Who is Yann Besson?
Yann Besson explains with great simplicity how lutherie has permeated his life.
The first steps towards lutherie
More than a revelation, I remember a succession of sequences that marked my journey to the profession of luthier as I experience it today.
This cassette that I listened to on repeat
First, there was that Vivaldi concerto for guitar and mandolin that I listened to hundreds of times. It was the one and only classical music cassette in the family home.
This cassette introduced me to the world of classical music, and to that of baroque music more specifically.
The music school of Corme Royal
My parents, who were completely unfamiliar with the world of music, finally enrolled me in the municipal music school in Corme Royal, Charente-Maritime, to satisfy my desire to learn the mandolin. The instruments taught included the guitar and the violin, but I discovered that the mandolin and the violin had something in common: their strings are tuned the same way (G D A E). They are simply doubled in the case of the mandolin.
Mrs. Simone Mège
That was the name of the teacher who taught violin at the music school. Whether it was her touching personality or the chocolates she readily gave her students, I still wonder what sparked the seven years of private lessons that followed… come to think of it, both must have played a part!
I associate those years of learning with pleasure, and I must admit that I was very lazy.
Is this the reason why Mrs. Simone Mège once spoke to me about the Mirecourt school of violin making, seeing in me more the luthier than the musician? Her sensitivity had certainly allowed her to detect what I did not yet know.

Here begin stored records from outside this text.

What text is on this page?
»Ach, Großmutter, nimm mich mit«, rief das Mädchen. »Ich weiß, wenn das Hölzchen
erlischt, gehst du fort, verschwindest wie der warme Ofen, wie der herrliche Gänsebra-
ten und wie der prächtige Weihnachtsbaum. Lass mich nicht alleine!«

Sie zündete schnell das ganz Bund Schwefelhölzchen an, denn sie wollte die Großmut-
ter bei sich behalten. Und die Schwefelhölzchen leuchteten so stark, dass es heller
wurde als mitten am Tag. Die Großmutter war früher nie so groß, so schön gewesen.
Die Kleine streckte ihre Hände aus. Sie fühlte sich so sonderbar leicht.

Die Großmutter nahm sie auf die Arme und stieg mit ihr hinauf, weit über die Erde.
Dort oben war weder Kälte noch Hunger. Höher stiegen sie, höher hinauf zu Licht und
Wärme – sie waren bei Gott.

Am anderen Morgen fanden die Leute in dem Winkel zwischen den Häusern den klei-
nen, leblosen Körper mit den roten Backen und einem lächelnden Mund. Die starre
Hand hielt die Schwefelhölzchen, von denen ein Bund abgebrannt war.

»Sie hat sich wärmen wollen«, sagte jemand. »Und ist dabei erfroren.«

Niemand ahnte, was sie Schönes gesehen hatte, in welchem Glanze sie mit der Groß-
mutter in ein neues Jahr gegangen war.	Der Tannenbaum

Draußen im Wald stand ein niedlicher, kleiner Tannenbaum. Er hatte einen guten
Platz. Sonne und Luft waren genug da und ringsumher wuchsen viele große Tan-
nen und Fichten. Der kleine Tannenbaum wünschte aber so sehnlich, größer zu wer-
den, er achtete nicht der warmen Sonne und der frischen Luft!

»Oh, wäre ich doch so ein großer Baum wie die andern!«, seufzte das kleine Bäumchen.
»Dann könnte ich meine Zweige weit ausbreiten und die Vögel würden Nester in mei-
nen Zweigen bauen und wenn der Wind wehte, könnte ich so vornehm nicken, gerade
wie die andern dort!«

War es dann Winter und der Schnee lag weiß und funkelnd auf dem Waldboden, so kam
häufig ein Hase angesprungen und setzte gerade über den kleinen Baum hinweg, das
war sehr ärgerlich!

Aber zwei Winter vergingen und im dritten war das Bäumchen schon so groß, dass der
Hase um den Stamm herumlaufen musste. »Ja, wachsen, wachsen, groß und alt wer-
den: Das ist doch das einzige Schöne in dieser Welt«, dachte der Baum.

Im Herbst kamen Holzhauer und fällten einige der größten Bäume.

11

She probably also made the connection with my father's carpentry workshop and the many hours I spent there assembling or carving wooden objects.
My father, his workshop, his library...
I remember as if it were yesterday how deeply the distinctive smell of sawn, planed, spindle-shaped, or sanded wood affected me. My memory is positively filled with those scents of resin, elm, or oak that define the character of a carpentry or cabinetmaking workshop.
In this place and alongside my father, I forged a strong relationship with wood and the craftsman's tools.
A Roret encyclopedia (Luthier and Varnish Manufacturer manuals), as well as the Tolbecque They sat among the technical works published over the centuries, which my father owned in his library. These pages fascinated me, and my violin teacher may well have heard about them.
Perhaps my mother had also told him about the last-minute rescue of my violin, which I was going to "open" in order to explore its interior?
These books guided my first instrument drawings and my first compass strokes… with, of course, results commensurate with my inexperience!
The National School of Violin Making in Mirecourt
I was fifteen years old at the time, and it was time to take the entrance exams for the...National School of Violin Making from Mirecourt.
Among these tests, one focused on auditory perception. It involved reconstructing a tone from twenty intervals. This exercise might seem complex, but it was easily achievable for me thanks to my violin training. While my limited practice didn't allow me to play the instrument brilliantly, I had at least acquired the ability to distinguish between correct and incorrect notes!
In short, I was accepted and the doors of the National School of Lutherie in Mirecourt opened wide before me.